Grevenbroich : Geschichtsverein verlegt weitere Stolpersteine im Stadtgebiet

Das zartgelbe Kreuz auf dem Boden unmittelbar vor Haus Nummer 5 markiert an der Bahnstraße nicht einem speziellen Eingriff anlässlich der dort ausgeführten Bauarbeiten. Dort wird nach Ende der Baumaßnahmen ein Stolperstein eingelassen, der dann an Philipp Kaufmann und seine Familie erinnern soll und jetzt symbolisch verlegt wurde.

"Unfreiwillig war er im Mai 1939 nach Neuss verzogen, im Oktober 1941 ins Ghetto Lodz verbracht und am 8. Mai 1942 in Chelmno/Kulmhof ermordet worden", erinnerte Uli Herlitz vom Grevenbroicher Geschichtsverein an den 1895 geborenen jüdischen Bürger. In aller Kürze referierte er die Geschichte der Familie Kaufmann, zu der neben Ehefrau Selka auch Schwägerin Hedwig Oberschützky gehörte. Sie alle wohnten an der Bahnstraße 3 bei Philipps Großvater Alfred Blum, und betrieben ein Schuhgeschäft.

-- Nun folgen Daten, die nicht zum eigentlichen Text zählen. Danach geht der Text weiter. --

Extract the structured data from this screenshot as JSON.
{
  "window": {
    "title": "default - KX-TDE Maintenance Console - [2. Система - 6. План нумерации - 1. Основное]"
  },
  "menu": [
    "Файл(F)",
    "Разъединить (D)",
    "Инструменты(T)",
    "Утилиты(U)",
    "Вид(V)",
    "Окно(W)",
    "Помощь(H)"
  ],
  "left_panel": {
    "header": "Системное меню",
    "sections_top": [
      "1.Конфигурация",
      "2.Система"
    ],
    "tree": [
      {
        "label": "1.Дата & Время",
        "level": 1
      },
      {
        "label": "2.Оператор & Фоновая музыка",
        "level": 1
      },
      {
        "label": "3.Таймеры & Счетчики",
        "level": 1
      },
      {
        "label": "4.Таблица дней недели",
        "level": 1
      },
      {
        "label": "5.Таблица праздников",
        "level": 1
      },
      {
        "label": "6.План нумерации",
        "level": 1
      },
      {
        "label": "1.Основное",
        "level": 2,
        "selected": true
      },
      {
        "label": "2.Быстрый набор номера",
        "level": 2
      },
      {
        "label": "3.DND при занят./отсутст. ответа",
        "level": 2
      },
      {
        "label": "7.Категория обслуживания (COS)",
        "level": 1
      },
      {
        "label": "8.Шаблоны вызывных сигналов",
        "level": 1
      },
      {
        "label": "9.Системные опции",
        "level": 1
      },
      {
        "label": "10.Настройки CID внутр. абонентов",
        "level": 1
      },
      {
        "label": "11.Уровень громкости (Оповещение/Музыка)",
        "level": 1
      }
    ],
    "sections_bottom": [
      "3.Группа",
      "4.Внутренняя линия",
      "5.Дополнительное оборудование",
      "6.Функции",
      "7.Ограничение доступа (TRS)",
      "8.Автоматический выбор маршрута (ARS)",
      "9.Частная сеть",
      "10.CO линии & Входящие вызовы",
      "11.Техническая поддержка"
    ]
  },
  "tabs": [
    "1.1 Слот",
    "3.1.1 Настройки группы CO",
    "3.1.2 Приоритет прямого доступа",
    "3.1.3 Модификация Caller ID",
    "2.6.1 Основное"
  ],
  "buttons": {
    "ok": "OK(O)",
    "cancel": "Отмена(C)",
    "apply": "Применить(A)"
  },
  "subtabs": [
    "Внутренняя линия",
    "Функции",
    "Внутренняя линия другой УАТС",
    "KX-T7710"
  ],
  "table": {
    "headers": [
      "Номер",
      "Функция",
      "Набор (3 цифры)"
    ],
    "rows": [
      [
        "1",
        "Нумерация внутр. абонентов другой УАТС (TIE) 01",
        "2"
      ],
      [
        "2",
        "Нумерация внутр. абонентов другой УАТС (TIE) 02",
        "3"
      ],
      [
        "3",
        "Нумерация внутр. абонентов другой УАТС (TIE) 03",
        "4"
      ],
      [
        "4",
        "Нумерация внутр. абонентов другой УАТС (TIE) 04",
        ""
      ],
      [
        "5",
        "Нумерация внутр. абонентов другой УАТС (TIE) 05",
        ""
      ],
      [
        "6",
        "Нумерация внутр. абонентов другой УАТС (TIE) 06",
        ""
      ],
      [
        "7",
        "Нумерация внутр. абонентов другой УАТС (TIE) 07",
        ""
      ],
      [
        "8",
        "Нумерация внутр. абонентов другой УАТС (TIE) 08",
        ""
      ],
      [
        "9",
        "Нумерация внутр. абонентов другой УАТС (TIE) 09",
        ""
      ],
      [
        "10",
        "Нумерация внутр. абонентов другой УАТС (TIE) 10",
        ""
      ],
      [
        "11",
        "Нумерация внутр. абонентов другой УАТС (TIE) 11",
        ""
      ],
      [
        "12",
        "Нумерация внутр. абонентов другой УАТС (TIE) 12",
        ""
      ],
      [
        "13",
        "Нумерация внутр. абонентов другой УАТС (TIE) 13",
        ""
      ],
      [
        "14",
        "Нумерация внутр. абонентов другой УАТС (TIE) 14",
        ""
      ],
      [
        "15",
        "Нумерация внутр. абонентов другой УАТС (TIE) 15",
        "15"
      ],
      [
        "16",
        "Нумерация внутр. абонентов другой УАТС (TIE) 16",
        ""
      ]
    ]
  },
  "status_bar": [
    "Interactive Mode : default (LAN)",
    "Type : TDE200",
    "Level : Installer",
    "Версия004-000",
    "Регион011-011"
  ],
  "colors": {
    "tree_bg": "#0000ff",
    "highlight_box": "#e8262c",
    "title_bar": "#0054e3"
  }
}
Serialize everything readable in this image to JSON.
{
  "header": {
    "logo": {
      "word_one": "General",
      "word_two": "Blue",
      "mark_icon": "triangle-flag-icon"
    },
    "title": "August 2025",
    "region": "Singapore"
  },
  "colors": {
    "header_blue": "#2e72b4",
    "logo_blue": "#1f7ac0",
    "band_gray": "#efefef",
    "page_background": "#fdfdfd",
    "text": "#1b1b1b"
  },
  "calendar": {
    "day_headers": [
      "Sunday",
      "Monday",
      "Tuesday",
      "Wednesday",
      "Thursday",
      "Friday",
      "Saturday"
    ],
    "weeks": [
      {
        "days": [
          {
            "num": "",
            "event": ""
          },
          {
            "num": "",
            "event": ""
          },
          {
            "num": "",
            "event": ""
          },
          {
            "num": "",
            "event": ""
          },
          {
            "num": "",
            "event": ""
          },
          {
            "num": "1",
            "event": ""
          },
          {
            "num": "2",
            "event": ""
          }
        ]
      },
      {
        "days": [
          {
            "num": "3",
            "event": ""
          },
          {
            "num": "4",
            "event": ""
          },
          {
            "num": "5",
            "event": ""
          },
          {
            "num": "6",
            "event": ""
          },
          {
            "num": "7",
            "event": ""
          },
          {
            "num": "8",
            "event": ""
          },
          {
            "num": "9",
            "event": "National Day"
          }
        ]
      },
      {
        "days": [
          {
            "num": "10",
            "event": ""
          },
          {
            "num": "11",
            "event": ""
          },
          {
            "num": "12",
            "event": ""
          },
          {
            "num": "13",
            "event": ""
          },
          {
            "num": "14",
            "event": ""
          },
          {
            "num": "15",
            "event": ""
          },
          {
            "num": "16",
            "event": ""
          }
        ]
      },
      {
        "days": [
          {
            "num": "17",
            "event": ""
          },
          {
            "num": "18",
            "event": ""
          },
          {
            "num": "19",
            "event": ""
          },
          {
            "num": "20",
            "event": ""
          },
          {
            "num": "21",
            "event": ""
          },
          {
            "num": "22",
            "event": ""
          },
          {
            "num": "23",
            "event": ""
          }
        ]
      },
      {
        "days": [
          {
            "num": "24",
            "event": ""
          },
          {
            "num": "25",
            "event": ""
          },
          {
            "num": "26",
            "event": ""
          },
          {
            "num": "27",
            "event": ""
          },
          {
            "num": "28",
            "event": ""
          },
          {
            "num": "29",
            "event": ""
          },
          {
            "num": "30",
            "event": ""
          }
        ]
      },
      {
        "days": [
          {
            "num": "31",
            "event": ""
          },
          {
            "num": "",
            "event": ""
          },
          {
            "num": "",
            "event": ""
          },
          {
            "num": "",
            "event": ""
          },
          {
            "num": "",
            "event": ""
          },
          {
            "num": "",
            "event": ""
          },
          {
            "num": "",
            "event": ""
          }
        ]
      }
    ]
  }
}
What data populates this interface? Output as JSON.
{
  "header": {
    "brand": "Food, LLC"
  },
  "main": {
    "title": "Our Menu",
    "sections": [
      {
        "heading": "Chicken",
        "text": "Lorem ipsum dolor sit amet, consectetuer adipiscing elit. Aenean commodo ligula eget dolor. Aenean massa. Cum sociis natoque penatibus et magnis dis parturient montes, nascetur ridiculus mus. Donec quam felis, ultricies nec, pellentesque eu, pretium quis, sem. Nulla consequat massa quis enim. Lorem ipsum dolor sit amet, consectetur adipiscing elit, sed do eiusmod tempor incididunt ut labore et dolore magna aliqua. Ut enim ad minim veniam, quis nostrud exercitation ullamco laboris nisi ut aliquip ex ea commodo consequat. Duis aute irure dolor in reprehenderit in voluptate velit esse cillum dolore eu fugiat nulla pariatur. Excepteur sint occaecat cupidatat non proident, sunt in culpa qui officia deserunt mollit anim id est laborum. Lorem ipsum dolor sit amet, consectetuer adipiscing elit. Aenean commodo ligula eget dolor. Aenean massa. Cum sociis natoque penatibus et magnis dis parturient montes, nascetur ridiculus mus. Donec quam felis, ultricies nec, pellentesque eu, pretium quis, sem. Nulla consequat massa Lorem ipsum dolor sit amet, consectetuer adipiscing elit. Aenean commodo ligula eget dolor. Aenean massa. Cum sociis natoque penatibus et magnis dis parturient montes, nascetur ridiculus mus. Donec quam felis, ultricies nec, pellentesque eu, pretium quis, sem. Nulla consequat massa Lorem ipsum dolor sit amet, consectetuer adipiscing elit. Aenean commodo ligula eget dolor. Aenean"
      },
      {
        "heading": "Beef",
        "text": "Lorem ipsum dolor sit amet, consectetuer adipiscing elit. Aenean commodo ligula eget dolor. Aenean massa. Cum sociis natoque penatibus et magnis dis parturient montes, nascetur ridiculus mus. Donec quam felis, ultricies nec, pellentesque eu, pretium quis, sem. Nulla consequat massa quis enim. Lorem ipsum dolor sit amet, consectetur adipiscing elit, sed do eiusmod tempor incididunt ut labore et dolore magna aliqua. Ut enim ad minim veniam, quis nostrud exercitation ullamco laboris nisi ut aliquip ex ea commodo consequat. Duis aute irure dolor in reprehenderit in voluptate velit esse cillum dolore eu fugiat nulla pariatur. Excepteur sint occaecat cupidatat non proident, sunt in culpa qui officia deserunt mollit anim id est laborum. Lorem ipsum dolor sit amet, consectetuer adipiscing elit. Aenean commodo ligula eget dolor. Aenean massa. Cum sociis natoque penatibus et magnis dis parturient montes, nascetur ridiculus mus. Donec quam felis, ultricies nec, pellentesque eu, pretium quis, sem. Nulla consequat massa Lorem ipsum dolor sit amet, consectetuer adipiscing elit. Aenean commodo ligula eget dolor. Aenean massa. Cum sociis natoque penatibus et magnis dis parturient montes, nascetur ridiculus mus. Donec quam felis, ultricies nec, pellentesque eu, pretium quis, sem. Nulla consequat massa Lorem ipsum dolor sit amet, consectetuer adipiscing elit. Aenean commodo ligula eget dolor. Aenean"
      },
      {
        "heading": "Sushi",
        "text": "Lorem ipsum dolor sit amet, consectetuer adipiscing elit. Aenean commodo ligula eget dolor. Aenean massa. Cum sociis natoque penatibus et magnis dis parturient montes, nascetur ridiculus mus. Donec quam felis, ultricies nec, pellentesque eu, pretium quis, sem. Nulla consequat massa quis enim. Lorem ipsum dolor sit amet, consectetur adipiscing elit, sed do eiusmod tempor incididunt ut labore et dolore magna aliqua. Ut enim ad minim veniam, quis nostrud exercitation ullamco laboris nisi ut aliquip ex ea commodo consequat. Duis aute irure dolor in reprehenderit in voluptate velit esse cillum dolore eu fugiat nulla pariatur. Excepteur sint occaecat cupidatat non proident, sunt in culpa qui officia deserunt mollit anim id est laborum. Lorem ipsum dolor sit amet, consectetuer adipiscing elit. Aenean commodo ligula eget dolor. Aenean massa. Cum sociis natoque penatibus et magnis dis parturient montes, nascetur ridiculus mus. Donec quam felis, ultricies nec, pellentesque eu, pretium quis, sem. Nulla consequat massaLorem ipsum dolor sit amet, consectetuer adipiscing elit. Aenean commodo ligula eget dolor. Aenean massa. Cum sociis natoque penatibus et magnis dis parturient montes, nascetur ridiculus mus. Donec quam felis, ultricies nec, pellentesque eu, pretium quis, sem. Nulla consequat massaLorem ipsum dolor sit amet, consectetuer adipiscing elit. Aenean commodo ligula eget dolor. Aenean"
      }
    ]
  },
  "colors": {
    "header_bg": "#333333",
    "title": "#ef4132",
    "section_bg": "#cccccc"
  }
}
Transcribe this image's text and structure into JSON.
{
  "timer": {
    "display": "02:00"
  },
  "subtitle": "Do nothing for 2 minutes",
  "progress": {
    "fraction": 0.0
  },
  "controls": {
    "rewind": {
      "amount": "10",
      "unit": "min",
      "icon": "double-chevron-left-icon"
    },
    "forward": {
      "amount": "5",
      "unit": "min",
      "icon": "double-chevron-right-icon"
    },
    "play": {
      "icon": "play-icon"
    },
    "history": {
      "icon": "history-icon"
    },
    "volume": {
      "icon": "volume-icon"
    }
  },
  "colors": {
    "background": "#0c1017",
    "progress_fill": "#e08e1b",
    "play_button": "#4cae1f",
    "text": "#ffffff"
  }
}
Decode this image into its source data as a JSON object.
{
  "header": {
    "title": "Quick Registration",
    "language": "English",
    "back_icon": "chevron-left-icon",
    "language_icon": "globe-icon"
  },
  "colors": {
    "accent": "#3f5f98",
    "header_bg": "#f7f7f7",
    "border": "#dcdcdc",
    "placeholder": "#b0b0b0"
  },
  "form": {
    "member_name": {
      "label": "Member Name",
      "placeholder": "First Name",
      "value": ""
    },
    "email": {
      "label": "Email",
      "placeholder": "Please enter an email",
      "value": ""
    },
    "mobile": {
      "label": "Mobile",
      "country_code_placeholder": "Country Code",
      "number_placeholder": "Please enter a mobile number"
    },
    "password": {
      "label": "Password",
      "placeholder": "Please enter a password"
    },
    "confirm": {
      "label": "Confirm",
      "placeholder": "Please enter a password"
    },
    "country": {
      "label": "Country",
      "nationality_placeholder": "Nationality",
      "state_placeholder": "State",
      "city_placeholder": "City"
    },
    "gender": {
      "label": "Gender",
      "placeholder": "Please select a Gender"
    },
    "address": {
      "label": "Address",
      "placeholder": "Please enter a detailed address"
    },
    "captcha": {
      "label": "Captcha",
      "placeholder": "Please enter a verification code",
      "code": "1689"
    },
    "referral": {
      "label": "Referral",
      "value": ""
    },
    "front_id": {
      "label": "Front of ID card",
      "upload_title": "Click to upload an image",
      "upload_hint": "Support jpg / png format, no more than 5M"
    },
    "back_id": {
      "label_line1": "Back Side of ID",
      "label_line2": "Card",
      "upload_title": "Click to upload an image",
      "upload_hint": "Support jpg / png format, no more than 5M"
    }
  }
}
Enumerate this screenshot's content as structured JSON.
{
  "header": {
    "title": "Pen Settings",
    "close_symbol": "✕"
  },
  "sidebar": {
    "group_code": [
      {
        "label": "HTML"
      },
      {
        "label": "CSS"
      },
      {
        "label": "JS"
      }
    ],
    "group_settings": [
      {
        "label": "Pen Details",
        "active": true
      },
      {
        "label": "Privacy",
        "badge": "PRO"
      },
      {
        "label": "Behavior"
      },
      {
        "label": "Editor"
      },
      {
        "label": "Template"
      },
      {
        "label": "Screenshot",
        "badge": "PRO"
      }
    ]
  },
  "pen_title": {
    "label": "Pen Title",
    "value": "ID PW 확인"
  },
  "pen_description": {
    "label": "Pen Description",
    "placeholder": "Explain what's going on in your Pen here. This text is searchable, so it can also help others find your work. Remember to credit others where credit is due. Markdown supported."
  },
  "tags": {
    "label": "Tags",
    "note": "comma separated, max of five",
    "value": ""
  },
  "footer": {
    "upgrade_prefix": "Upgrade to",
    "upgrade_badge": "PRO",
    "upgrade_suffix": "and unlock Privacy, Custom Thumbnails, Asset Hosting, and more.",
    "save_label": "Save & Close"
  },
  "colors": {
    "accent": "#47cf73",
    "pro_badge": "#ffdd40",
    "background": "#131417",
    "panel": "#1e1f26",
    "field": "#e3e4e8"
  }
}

Mit der Machtübernahme der Nationalsozialisten 1933 wurde an der Adresse das sogenannte Braune Haus, in der sich die örtliche Parteizentrale breit machte, eingerichtet - Familie Kaufmann zog zwangsläufig aus ihren unteren Etagen mit Ladenlokal unters Dach, fertigte Schuhe auf dem Wohnzimmertisch. Der Druck war enorm. "Wie sie sich dabei gefühlt haben, kann man nur erahnen", sagte Herlitz.

Seit 2009 ist es das insgesamt 40. Erinnerungsquadrat, das in Zusammenarbeit mit dem Künstler Gunter Demnig "gegen das Vergessen" an den jeweiligen Adressen in den Boden eingelassen wird, an denen einst Juden lebten, bevor sie verschleppt wurden. "Derzeit aktenkundig bekannt sind knapp über 200 in Grevenbroich geborene Holocaustopfer", weiß Stadtarchivar Thomas Wolff. Weitere Stolpersteine zur Erinnerung an ehemalige jüdische Bürger wurden gestern außerdem in Hülchrath für die Geschwister Elli und Jenni Hirsch, das Wevelinghovener Geschwisterpaar Emma und Josef Voosen sowie die vor ihrer Verschleppung in Hemmerden lebende Familie Sachs wiedergegeben.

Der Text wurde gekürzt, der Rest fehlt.